Amir Khan
Pakistan’s deep-rooted interest in privatisation is influenced by both internal and external factors, with a significant impact from the International Monetary Fund (IMF) on the country's policymaking decisions, said Dr. Idrees Khawaja, CEO of Taleeminfo.PK, in an interview with WealthPK. “Internally, the push for privatisation is fuelled by three main factors. First, concerns about the fiscal situation persist, as government deficits pose a continuous challenge. The belief that public enterprises' losses contribute significantly to these deficits has led to the idea that a privatization program could alleviate fiscal pressures. “Secondly, ideological shifts in economic thinking, particularly in late 1980s, emphasize the market's efficacy and the need to reduce the state's power. This perspective aligns with ongoing debates on the ideal form of an Islamic economic system.”
“Third, internal pressure comes from the business community, driven by the potential for substantial financial gains through privatisation transactions,” he explained. However, Khawaja suggested that relying solely on privatisation might not yield the promised efficiency gains. The private sector's dependence on subsidies, including export subsidies, energy subsidies, tax exemptions, and protection, raises concerns about its self-sufficiency. Moreover, the concentration of ownership among a few influential families in the private sector could undermine competition and introduce inefficiencies. The family ownership structure, highlighted in a report by the Pakistan Institute of Development Economics (PIDE), reveals a lack of true competitiveness.

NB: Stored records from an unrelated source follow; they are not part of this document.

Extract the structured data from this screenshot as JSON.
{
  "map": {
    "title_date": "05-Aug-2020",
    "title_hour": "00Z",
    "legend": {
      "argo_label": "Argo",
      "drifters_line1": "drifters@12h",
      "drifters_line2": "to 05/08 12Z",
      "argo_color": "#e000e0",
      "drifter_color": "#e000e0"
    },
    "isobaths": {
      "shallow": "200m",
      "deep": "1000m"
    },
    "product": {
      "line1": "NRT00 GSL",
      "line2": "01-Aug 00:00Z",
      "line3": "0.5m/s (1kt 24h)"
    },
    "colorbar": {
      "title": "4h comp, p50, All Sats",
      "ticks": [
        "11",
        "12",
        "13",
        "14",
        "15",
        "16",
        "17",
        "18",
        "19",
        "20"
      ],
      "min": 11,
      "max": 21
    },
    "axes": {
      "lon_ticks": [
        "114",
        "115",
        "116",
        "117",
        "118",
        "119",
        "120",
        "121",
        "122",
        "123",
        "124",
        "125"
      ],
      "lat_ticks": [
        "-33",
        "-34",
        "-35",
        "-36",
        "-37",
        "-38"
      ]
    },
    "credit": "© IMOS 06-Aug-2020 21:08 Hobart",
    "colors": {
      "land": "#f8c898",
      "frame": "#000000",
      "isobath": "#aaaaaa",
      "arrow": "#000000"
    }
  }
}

“The financial sector unveils a structure resembling monopolistic markets more than competitive ones. Despite being privatised in the 1990s, a small number of commercial banks dominated the sector, leading to a lack of innovation and limited competition. This situation hampers the sector's ability to provide better and more affordable services to the private sector,” he highlighted. The argument for privatisation in Pakistan is further complicated by the fact that the enterprises are often found in sectors with limited scale economies, where only a few firms can thrive. This raises doubts about the gains in allocative efficiency from privatisation, emphasizing the need for regulatory reform alongside privatisation.
Advocates of privatisation argue that public enterprises are more prone to internal inefficiencies, but the success of privatisation in enhancing efficiency depends on fostering increased competition. Unfortunately, prevalence of numerous firms in almost all industries creates room for monopolistic competition, challenging the expected gains.In conclusion, Dr. Idrees suggested that privatisation alone is insufficient to address Pakistan's challenges. A comprehensive strategy involving robust regulatory and structural reforms, coupled with an improved incentive framework, is deemed crucial.
This integrated approach aims to support the growth of small and medium enterprises, encouraging a dynamic entrepreneurial landscape that harnesses the full potential of privatisation, driving heightened competition, and delivering improvements in productivity and allocative efficiency.